Covalently closed circular duplex DNA of Epstein-Barr virus in a human lymphoid cell line

Abstract

A non-integrated form of Epstein-Barr virus DNA was purified from the Burkitt lymphoma-derived human lymphoid cell line Raji by CsCl density gradient centrifugation and neutral glycerol gradient centrifugation. This intracellular form of the virus DNA sediments at a rate typical of a covalently closed circular DNA molecule of the size of the virus genome in both neutral and alkaline solution. Treatment with low doses of X-rays leads to a discontinuous conversion of the molecules to a form with the sedimentation properties of open circular DNA (a circular duplex molecule containing one or more single-strand breaks).
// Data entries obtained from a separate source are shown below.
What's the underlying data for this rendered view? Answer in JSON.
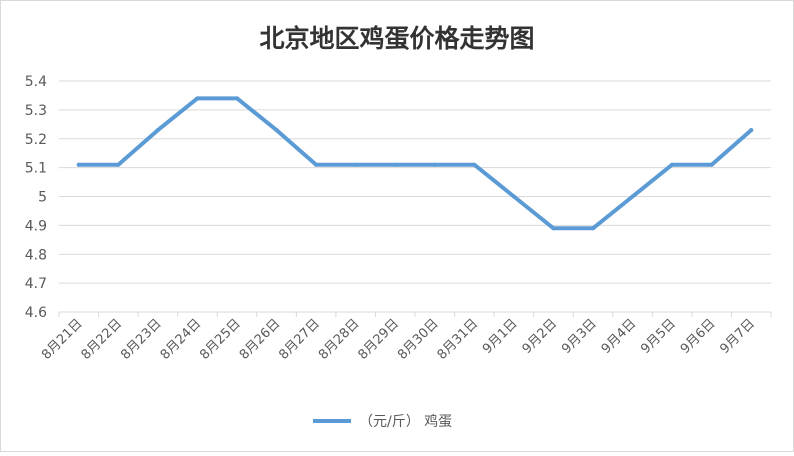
{
  "chart_data": {
    "type": "line",
    "title": "北京地区鸡蛋价格走势图",
    "categories": [
      "8月21日",
      "8月22日",
      "8月23日",
      "8月24日",
      "8月25日",
      "8月26日",
      "8月27日",
      "8月28日",
      "8月29日",
      "8月30日",
      "8月31日",
      "9月1日",
      "9月2日",
      "9月3日",
      "9月4日",
      "9月5日",
      "9月6日",
      "9月7日"
    ],
    "series": [
      {
        "name": "（元/斤） 鸡蛋",
        "color": "#5b9bd5",
        "values": [
          5.11,
          5.11,
          5.23,
          5.34,
          5.34,
          5.23,
          5.11,
          5.11,
          5.11,
          5.11,
          5.11,
          5.0,
          4.89,
          4.89,
          5.0,
          5.11,
          5.11,
          5.23
        ]
      }
    ],
    "yticks": [
      "4.6",
      "4.7",
      "4.8",
      "4.9",
      "5",
      "5.1",
      "5.2",
      "5.3",
      "5.4"
    ],
    "ylim": [
      4.6,
      5.4
    ],
    "grid": true,
    "legend_position": "bottom",
    "xlabel": "",
    "ylabel": ""
  }
}
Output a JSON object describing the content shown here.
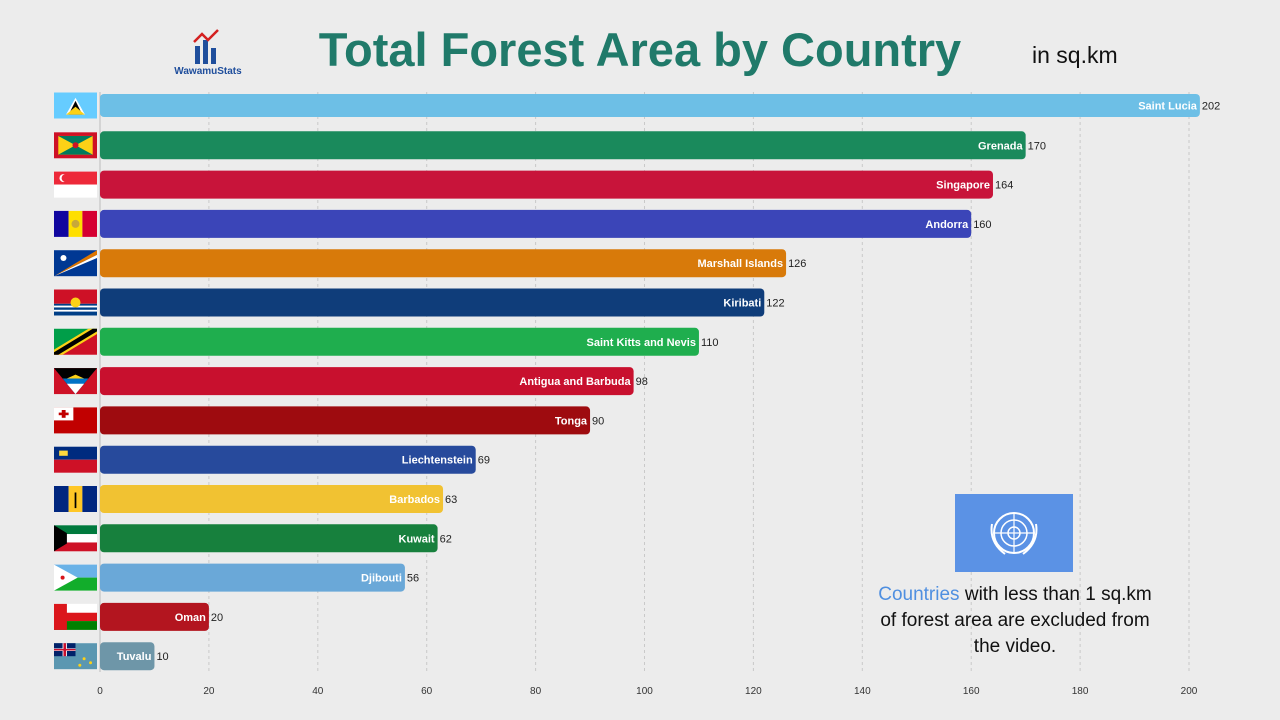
{
  "header": {
    "title": "Total Forest Area by Country",
    "unit": "in sq.km",
    "brand": "WawamuStats"
  },
  "note": {
    "highlight": "Countries",
    "line1": "with less than 1 sq.km",
    "line2": "of forest area are excluded from",
    "line3": "the video."
  },
  "colors": {
    "background": "#ececec",
    "title": "#207a6a",
    "highlight": "#4f8fe0",
    "un_flag": "#5b92e5"
  },
  "chart_data": {
    "type": "bar",
    "orientation": "horizontal",
    "title": "Total Forest Area by Country",
    "unit": "in sq.km",
    "xlim": [
      0,
      200
    ],
    "xticks": [
      0,
      20,
      40,
      60,
      80,
      100,
      120,
      140,
      160,
      180,
      200
    ],
    "grid": "vertical dashed",
    "categories": [
      "Saint Lucia",
      "Grenada",
      "Singapore",
      "Andorra",
      "Marshall Islands",
      "Kiribati",
      "Saint Kitts and Nevis",
      "Antigua and Barbuda",
      "Tonga",
      "Liechtenstein",
      "Barbados",
      "Kuwait",
      "Djibouti",
      "Oman",
      "Tuvalu"
    ],
    "values": [
      202,
      170,
      164,
      160,
      126,
      122,
      110,
      98,
      90,
      69,
      63,
      62,
      56,
      20,
      10
    ],
    "bar_colors": [
      "#6dbfe6",
      "#1a8a5c",
      "#c8143a",
      "#3b45b8",
      "#d87a0a",
      "#0f3d7a",
      "#1fae4e",
      "#c8102e",
      "#9e0b0f",
      "#274a9c",
      "#f1c232",
      "#17803d",
      "#6aa8d8",
      "#b3151f",
      "#6e96a8"
    ],
    "flag_icons": [
      "saint-lucia-flag",
      "grenada-flag",
      "singapore-flag",
      "andorra-flag",
      "marshall-islands-flag",
      "kiribati-flag",
      "saint-kitts-and-nevis-flag",
      "antigua-and-barbuda-flag",
      "tonga-flag",
      "liechtenstein-flag",
      "barbados-flag",
      "kuwait-flag",
      "djibouti-flag",
      "oman-flag",
      "tuvalu-flag"
    ]
  }
}
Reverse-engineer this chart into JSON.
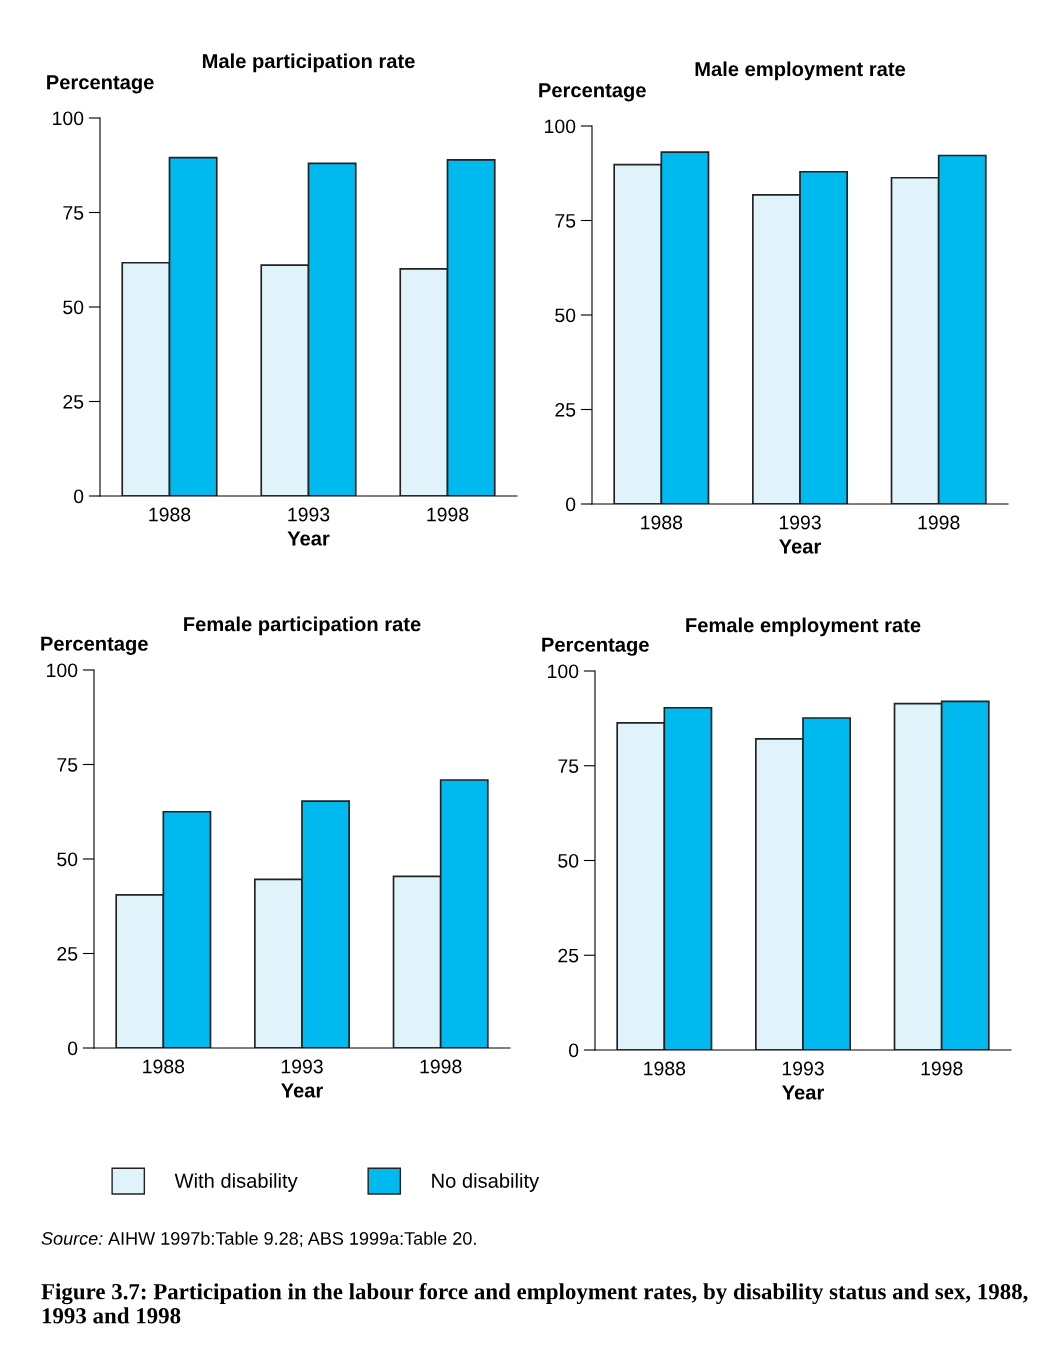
{
  "chart_data": [
    {
      "type": "bar",
      "title": "Male participation rate",
      "ylabel": "Percentage",
      "xlabel": "Year",
      "categories": [
        "1988",
        "1993",
        "1998"
      ],
      "series": [
        {
          "color": "#e0f2fa",
          "values": [
            61.7,
            61.1,
            60.1
          ]
        },
        {
          "color": "#00b9ee",
          "values": [
            89.5,
            88.0,
            88.9
          ]
        }
      ],
      "ylim": [
        0,
        100
      ],
      "yticks": [
        0,
        25,
        50,
        75,
        100
      ],
      "grid": false
    },
    {
      "type": "bar",
      "title": "Male employment rate",
      "ylabel": "Percentage",
      "xlabel": "Year",
      "categories": [
        "1988",
        "1993",
        "1998"
      ],
      "series": [
        {
          "color": "#e0f2fa",
          "values": [
            89.8,
            81.8,
            86.3
          ]
        },
        {
          "color": "#00b9ee",
          "values": [
            93.1,
            87.9,
            92.2
          ]
        }
      ],
      "ylim": [
        0,
        100
      ],
      "yticks": [
        0,
        25,
        50,
        75,
        100
      ],
      "grid": false
    },
    {
      "type": "bar",
      "title": "Female participation rate",
      "ylabel": "Percentage",
      "xlabel": "Year",
      "categories": [
        "1988",
        "1993",
        "1998"
      ],
      "series": [
        {
          "name": "With disability",
          "color": "#e0f2fa",
          "values": [
            40.5,
            44.6,
            45.4
          ]
        },
        {
          "name": "No disability",
          "color": "#00b9ee",
          "values": [
            62.5,
            65.3,
            70.9
          ]
        }
      ],
      "ylim": [
        0,
        100
      ],
      "yticks": [
        0,
        25,
        50,
        75,
        100
      ],
      "grid": false,
      "legend": "bottom"
    },
    {
      "type": "bar",
      "title": "Female employment rate",
      "ylabel": "Percentage",
      "xlabel": "Year",
      "categories": [
        "1988",
        "1993",
        "1998"
      ],
      "series": [
        {
          "color": "#e0f2fa",
          "values": [
            86.3,
            82.1,
            91.4
          ]
        },
        {
          "color": "#00b9ee",
          "values": [
            90.3,
            87.6,
            92.0
          ]
        }
      ],
      "ylim": [
        0,
        100
      ],
      "yticks": [
        0,
        25,
        50,
        75,
        100
      ],
      "grid": false,
      "annotations": [
        "Source: AIHW 1997b:Table 9.28; ABS 1999a:Table 20.",
        "Figure 3.7: Participation in the labour force and employment rates, by disability status and sex, 1988, 1993 and 1998"
      ]
    }
  ]
}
The direct observation of large circular DNA molecules by electron microscopy further confirms the covalently closed circular duplex structure of part of the intracellular viral DNA. Such circular molecules were not detected in corresponding DNA fractions from Epstein-Barr virus-negative human lymphoid cell lines. In ethidium bromide/CsCl density gradient centrifugation experiments, the purified non-integrated virus DNA behaves as twisted, covalently closed DNA circles with the same initial superhelix density as polyoma virus DNA. The latter additional purification technique permits the isolation of intracellular Epstein-Barr virus DNA in > 90% pure form from non-producer cells. The molecular weight of the circular virus DNA from Raji cells, determined by contour length measurements, is the same within experimental error as that of the linear DNA from virus particles.